Crime has gotten so bad on Denver’s West light-rail line that the Regional Transit District (RTD) is now putting security officers on every train between certain stops. Denver police department statistics show a large increase in crime in the neighborhoods around light-rail stations since the line opened.
It hasn’t gotten in the news yet, but ridership on Denver’s newest light-rail line, the R line, is so low that RTD may be forced to reduce service. Nearly all light-rail lines operate at least four times an hour, but in this case they may go to twice an hour.
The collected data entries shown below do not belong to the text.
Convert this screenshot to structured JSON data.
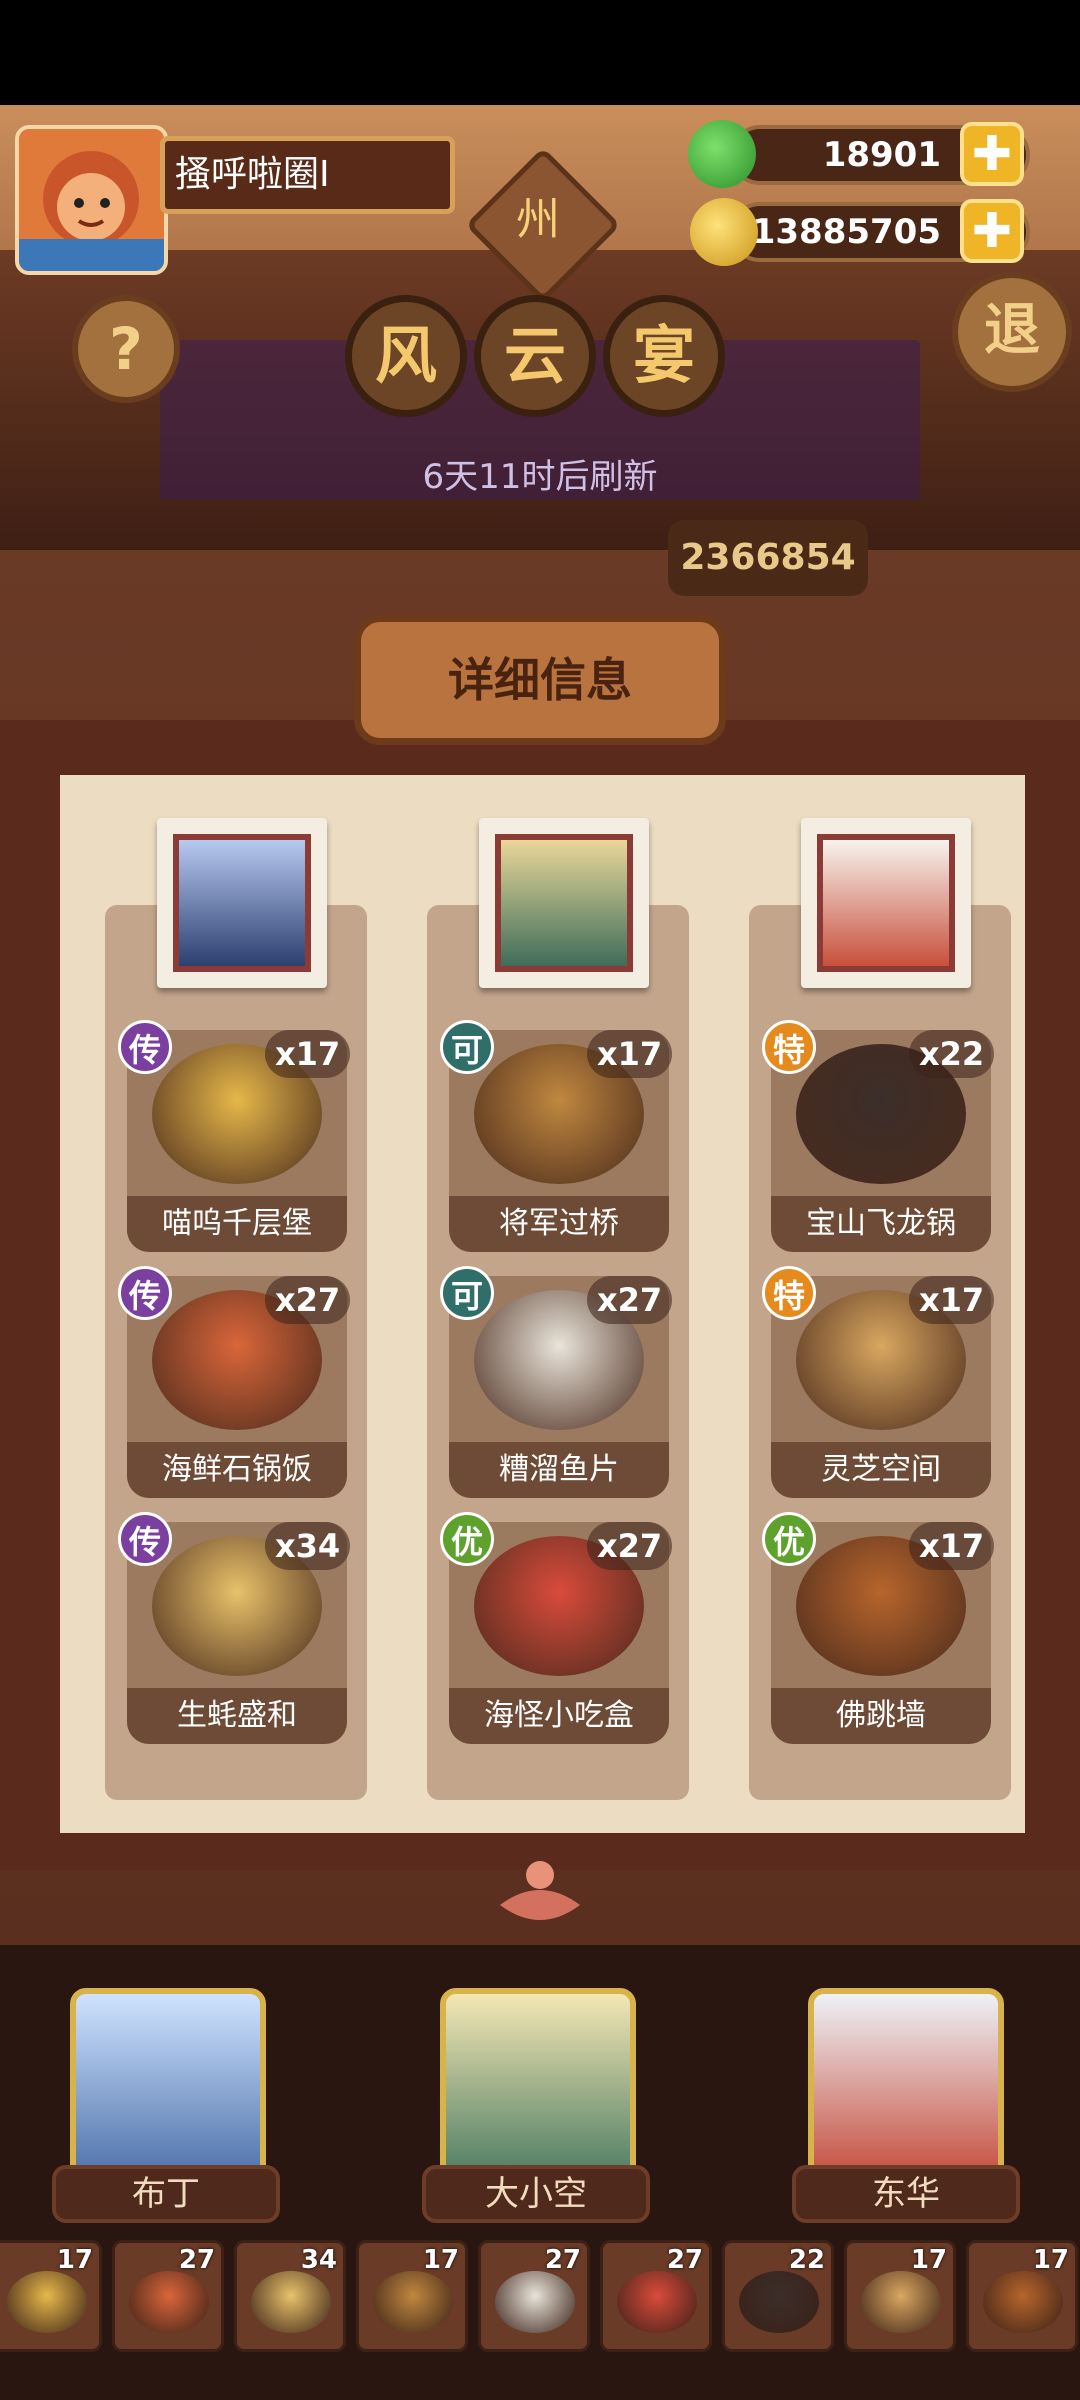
{
  "player": {
    "name": "搔呼啦圈I"
  },
  "region_badge": "州",
  "resources": {
    "jade": "18901",
    "coins": "13885705",
    "add_symbol": "✚"
  },
  "buttons": {
    "help": "?",
    "exit": "退"
  },
  "banquet_title": [
    "风",
    "云",
    "宴"
  ],
  "refresh_text": "6天11时后刷新",
  "score": "2366854",
  "detail_tab": "详细信息",
  "rarity_colors": {
    "传": "#7b3fa0",
    "可": "#2f6e69",
    "特": "#e58a1c",
    "优": "#5fa12d"
  },
  "columns": [
    {
      "dishes": [
        {
          "rarity": "传",
          "qty": "x17",
          "name": "喵呜千层堡",
          "color": "#e6b84a"
        },
        {
          "rarity": "传",
          "qty": "x27",
          "name": "海鲜石锅饭",
          "color": "#d9663a"
        },
        {
          "rarity": "传",
          "qty": "x34",
          "name": "生蚝盛和",
          "color": "#e8c26a"
        }
      ]
    },
    {
      "dishes": [
        {
          "rarity": "可",
          "qty": "x17",
          "name": "将军过桥",
          "color": "#c0883f"
        },
        {
          "rarity": "可",
          "qty": "x27",
          "name": "糟溜鱼片",
          "color": "#e9e4da"
        },
        {
          "rarity": "优",
          "qty": "x27",
          "name": "海怪小吃盒",
          "color": "#d94b3b"
        }
      ]
    },
    {
      "dishes": [
        {
          "rarity": "特",
          "qty": "x22",
          "name": "宝山飞龙锅",
          "color": "#3b2e2a"
        },
        {
          "rarity": "特",
          "qty": "x17",
          "name": "灵芝空间",
          "color": "#d9a760"
        },
        {
          "rarity": "优",
          "qty": "x17",
          "name": "佛跳墙",
          "color": "#b7652c"
        }
      ]
    }
  ],
  "characters": [
    {
      "name": "布丁"
    },
    {
      "name": "大小空"
    },
    {
      "name": "东华"
    }
  ],
  "tiles": [
    "17",
    "27",
    "34",
    "17",
    "27",
    "27",
    "22",
    "17",
    "17"
  ]
}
They should have used buses, which can be scaled to ridership so they cost about the same no matter how many riders they carry.
In a ballot measure known as “Sound Transit 3” because two previous measures had already been passed, Seattle managed to convince voters to support a $54 billion expansion of its light-rail system. But now Sound Transit has admitted that its Lynnwood line, authorized under Sound Transit 2, is $500 million over budget and will be delayed at least six months. Sound Transit doesn’t care; it will simply borrow against the Sound Transit 3 money to pay for the overrun. The revised cost for the Lynnwood line will average $340 million a mile, which is also the average for the lines in Sound Transit 3 (which means they will probably be more).
By the time the Lynnwood line opens in 2024, driverless ride-sharing may have already begun stealing rides from light rail and other forms of transit. After all, Elon Musk predicts that driverless ride sharing will cost less than public transit. And Musk is never wrong, is he? Even if you aren’t a part of the Cult of Musk, it isn’t hard to calculate that driverless transport will average no more than about 25 cents a passenger mile, while transit fares today average 28 cents a passenger mile.